Никому не приметный, но честный в фактах и описаниях переживаемых чувств летописец. Иван Айвазовский. Автопортрет. За письменным столом. 1880-е. Феодосийская картинная галерея им. И.К. Айвазовского
Недавно в очередной передаче «Что делать?» на телеканале «Культура» обсуждали феномен советского тыла в годы Великой Отечественной войны. Летали числа, факты, цитаты, сталкивались мнения. Все признавали впечатляющий итог – создание материально-технической базы фронта на Урале и в тех местах, куда не докатилась оккупация, отмечали то, что наряду с обеспечением нужд армии и флота в СССР развертывался атомный проект... Не обошлось и без слов о выдающейся роли Сталина (но разве она могла быть иной в условиях тоталитарного управления страной?)...
Однако впечатление этот диспут оставил унылое: ученые мужи почти ничего не сказали о том, какими нечеловеческими усилиями все это было обеспечено, какие жертвы легли фундаментом цехов военных заводов. Вновь подтвердилось, что у нас по-прежнему Великая Отечественная война воспринимается скособоченно: героизм и жертвы – на фронте, а в тылу... Тыл по-прежнему остается – наверное на уровне подсознания – обиталищем пресловутых «тыловых крыс». И это при многомиллионных награждениях достойной медалью «За доблестный труд в Великой Отечественной войне 1941–1945 гг.», правда, учрежденной уже после Победы.
Борис Катаев. Повседневность и война: челябинский дневник 1941, 1943, 1944.
– СПб.: ИД «ПервоГрад», 2016. – 312 с. |
К счастью, современный интерес к истории повседневности позволяет нам при желании высвободиться из паутины превратных представлений о жизни тех территорий СССР, которые прямым огнем война не опалила. Чеховед, профессор МГУ Владимир Катаев опубликовал тыловые дневники своего отца, и эта книга оказывается очень важным документом в процессе удержания правды о Великой Отечественной войне, которая, даже неполная, в последние годы стала с возрастающим напором тесниться внешне благородно-мемориальным, а внутренне – бездушно-бронзовым военно-историческим балетом.

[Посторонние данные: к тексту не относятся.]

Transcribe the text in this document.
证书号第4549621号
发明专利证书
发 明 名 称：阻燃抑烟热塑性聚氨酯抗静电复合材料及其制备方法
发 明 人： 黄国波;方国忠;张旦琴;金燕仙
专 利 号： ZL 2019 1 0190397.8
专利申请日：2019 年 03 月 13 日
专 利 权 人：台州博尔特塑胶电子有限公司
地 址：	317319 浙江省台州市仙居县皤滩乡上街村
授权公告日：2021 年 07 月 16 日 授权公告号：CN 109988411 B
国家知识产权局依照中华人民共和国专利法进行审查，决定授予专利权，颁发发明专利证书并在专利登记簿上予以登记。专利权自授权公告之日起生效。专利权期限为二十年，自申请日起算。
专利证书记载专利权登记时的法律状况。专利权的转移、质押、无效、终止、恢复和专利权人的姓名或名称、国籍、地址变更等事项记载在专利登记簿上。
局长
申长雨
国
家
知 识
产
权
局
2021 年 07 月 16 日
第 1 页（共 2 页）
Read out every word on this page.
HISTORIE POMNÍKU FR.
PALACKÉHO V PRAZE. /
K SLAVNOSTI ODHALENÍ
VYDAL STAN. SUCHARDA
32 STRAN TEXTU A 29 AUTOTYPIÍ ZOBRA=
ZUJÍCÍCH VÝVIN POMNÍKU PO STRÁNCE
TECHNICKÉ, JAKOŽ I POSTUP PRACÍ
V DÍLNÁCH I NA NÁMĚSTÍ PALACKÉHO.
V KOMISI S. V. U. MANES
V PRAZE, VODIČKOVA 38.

Обстоятельства биографии дали опытнейшему историку литературы, Владимиру Катаеву, пережившему войну дошколенком, безупречный в своей логике ход, и он его полностью использовал. Его отец, Борис Степанович Катаев (1909–1978), крупный плановик-экономист в Челябинской области, осенью 1941-го призвался в армию, командовал стрелковой ротой, был тяжело ранен (впрочем, о квалификации своего ранения он пишет с некоторой иронией: «...золотистую» ленточку я заслужил легко» – и здесь не забывая отметить неуходящие превратности человеческих судеб). Дневник вел по мере возможности и на воинской службе и в итоге вследствие доноса был за откровенные записи исключен из партии. Но военного дневника Бориса Катаева в книге нет: он, по решению публикатора, «может составить отдельную самостоятельную книгу». Зато при таком отборе все написанное вначале ждущим отправки на передовую отцом семейства, а затем прошедшим огненную закалку фронтовиком приобретает особый вес и убедительность.
Сын школьного учителя, книгочей и меломан, Борис Катаев обладал и зорким взглядом, и литературной смелостью. Несмотря на все насаждаемые и властью, и самой эпохой страхи, он ведет свой дневник не только как частное лицо, но и как никому не приметный, но притом честный в фактах и описаниях переживаемых чувств летописец. Благодаря своему служебному положению Катаев знает больше других, но происходящее в Челябинске и области не просто подробно запечатлевает, но и дополняет своими оценками. Сегодня такая аналитика очень важна, так как противостоит нашей нередко невольной модернизации или же архаизации (бывает, бывает) сознания людей того времени.
Борис Катаев рассказывает о самоотверженных стариках и молодых ворах, о приспособленцах и страдальцах, о своих супружеско-любовных переживаниях (ведь ему немногим за тридцать) и о бытовых интригах, которые и тогда никуда не девались. Отдельной линией тыловой хроники выступает в дневнике сложное сплетение пропагандистских клише, спускаемых сверху в народ, отцензурированных военных сводок, реальных историй, привезенных очевидцами с фронта, и разнообразных слухов, порой фантастических, таких как ожидание кометы в феврале 1945 года, после чего наступит конец света, но Япония «почему-то уцелеет»...
В послесловии к дневнику сказано, что он стал уникальным источником для истории тыловой повседневности, над которой сегодня работают уральские исследователи. Жаль, если уникальным и останется. А вдруг обнародование летописей Бориса Катаева будет способствовать открытию и других подобных тыловых записок и частных документов, доныне хранящихся где-то в семьях?